Brunel in pictures

Photojournalist David White set out to mark the 150th anniversary of the death of Robert Howlett. You may not recognise his name, but you will have seen at least one of his photographs, of the legendary engineer isambard Kingdom Bruenel, in dusty coat and top hat, cigar between his lips, posed in front of massive chains, ever inch the great Victorian pioneer and engineer.

Howlett was dead within a couple of years of taking that photograph at the age of only 27 (the toxic chemicals in the photography process most likely killed him), but he created one of the iconic images of the 19th century. All the more remarkable, as White points out, because photography, itself a 19th century creation of that great age of innovation and exploration, was barely twenty years old when he fashioned this image, not content to do a simple portrait but to frame, pose and light a scene which capture the essence of the man so well. White had a re-created camera similar to the one Howlett would have had in the 1850s and took it around Britain to photograph some of Brunel’s surviving structures in as close a manner as would have been available to Howlett (although wisely he used non toxic chemicals); the BBC has an audio visual slideshow of the result which is both asethetically pleasing and historically fascinating, drawing on the early days of photography and that period when there seemed a great romance about the new world engineers and inventors were shaping in our little islands.

Branded Woss

I’m not going to go into the Russell Brand/Jonathan Ross thing much – they acted like a pair of drunk teen tubes (made to look worse by the fact Andrew Sachs has acted like a gentleman); joking on the air is one thing, regardless of taste, but phoning up an old man and leaving lewd messages on his answering machine on air is pretty poor (and obscene phone calls are illegal as far as I know so they are lucky he never asked for charges to be pressed). I think they should be punished but with style – hold Brand down and tell him his rat’s nest hair is going to be forcibly combed. That will scare the hell out of him. And tell Woss he is welcome back on the air but must attend elocution lessons to lose the speech impediment and also learn enough manners to be passed off as a Duchess. Meantime here’s a great take on it from B3TA made by Beau Bo D’or which nicely catches the ridiculous tabloid frenzy that unscrupulous editors have been stoking (come on, there are far more important news stories going on, why is this taking so many columns and so much airspace?):

Strips

I heard at work from the BBC this week – comedian and sometime cartoonist Phill Jupitus had a very good programme on cartoonists and cartooning a few moths back, which was very well received so Radio 4 have come up with four more.
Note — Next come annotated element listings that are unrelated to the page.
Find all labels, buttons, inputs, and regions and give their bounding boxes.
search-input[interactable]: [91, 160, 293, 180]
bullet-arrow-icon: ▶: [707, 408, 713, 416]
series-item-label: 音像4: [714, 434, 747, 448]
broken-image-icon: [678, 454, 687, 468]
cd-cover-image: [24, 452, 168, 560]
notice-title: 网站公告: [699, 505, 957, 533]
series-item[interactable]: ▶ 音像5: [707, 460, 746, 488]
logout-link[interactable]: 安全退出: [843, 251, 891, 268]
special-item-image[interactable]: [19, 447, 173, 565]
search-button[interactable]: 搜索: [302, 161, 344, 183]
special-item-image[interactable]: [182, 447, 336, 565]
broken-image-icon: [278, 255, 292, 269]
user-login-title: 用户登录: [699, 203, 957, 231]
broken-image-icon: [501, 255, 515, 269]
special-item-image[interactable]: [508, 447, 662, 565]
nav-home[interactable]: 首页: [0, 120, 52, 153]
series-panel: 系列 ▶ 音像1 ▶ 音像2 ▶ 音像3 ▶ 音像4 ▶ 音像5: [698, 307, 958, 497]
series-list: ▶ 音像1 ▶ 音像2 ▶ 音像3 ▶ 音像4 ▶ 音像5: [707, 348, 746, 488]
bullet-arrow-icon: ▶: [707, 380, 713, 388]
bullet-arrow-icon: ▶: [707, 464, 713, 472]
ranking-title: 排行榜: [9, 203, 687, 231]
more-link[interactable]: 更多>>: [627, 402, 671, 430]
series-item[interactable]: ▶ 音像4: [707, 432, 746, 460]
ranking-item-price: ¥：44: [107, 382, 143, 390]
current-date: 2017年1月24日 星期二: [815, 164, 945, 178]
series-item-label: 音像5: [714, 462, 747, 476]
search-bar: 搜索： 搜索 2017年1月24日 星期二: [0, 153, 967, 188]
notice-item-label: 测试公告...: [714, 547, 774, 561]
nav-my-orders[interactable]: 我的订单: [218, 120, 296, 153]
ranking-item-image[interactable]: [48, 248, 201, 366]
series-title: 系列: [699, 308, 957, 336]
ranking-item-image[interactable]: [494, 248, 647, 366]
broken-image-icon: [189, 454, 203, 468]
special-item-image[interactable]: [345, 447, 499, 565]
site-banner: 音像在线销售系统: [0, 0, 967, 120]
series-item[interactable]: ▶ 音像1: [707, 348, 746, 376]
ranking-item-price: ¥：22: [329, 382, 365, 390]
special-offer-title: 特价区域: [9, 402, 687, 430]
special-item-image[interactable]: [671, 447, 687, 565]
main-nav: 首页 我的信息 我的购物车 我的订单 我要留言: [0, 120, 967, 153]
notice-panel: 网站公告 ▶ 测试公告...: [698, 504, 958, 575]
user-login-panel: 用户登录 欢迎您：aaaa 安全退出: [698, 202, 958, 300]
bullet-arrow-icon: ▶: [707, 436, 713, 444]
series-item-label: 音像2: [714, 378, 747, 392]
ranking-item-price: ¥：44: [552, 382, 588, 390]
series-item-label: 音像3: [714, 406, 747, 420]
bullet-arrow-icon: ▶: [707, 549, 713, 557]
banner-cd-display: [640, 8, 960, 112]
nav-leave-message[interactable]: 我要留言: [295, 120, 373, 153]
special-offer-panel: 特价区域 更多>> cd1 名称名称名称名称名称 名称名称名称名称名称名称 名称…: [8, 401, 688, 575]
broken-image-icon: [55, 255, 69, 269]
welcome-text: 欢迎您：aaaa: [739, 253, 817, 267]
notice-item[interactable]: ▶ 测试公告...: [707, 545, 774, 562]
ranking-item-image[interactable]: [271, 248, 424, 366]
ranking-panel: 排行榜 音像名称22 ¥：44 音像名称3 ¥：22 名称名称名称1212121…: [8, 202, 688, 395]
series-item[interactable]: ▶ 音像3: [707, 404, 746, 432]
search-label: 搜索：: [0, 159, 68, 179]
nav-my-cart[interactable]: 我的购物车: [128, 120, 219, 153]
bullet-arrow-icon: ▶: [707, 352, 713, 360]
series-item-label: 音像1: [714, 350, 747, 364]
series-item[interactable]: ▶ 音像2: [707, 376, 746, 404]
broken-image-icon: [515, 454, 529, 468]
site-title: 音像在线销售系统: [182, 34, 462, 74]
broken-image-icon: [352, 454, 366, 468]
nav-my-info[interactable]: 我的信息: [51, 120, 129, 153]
They are in fifteen minute segments, with the first one in which Jupitus meets the legendary Gary Trudeau, creator of Doonesbury (which has been a satirical thorn in the side of many a politician, bless ‘im) was last week – it can still be heard via Listen Again and there is also a permanent link for this one. I’m told that hopefully the other three in the series will also get perma links and not just the usual 7-days only Listen Again. This coming Tuesday sees a chat with some up and coming New York cartoonists, the next week Charles Peattie and Russell Taylor, creators of Alex (which has become very topical at the moment with the financial meltdown) and then finally Bill Griffiths, creator of (among others) Zippy the Pinhead. Full details are over on the FPI blog.

Fry in America

Seems to be something of an American media theme this last few days, no doubt prompted by the presidential circus, but as it means we get the national treasure that is Stephen Fry with a new show, “Stephen Fry in America“, as he crosses the United States in a London taxi cab (not his own one which he so famously drives around here in Blighty though). I had no idea he was almost born in the US when his father was offered a job at Princeton but he turned it down. Hard to think of Fry as American, he seems to quintessentially British – I mean Twinnings got him to advertise their tea, he cooks on an Aga and gives a wedding present to Prince Charles. All of which might have made him annoying except he seems such a lovely bloke, fiercely intelligent and very funny and self depreacting with it. America’s loss was our gain.

Bitesize

The BBC asked if they could borrow one of my photographs from my Flickr stream recently, to use as part of their Bitesize revision guides, in this case to be part of a audio-visual slideshow to accompany a reading of “The Field Mouse” by Gillian Clarke – my pic of a harvest-time field, taken just outside North Berwick near Tantallon Castle is the first one in the presentation. No money, sadly, but the feel-good factor is quite rewarding, especially since I’m so fond of poetry.

BBC on YouTube

The Beeb has been posting material to YouTube, higher quality than usual, although it isn’t that great a mix so far to be honest – a lot of it is very short clips that were trailers for programmes shown on TV or the BBC websites before and I’m damned annoyed they blocked the embedding function which rather undermines the notion of YouTube and people sharing videos by embedding them on their sites and blogs. Still, they did have this clip from Mock The Week which is worth a look where the comedians compete to come up with unlikely lines for given situations.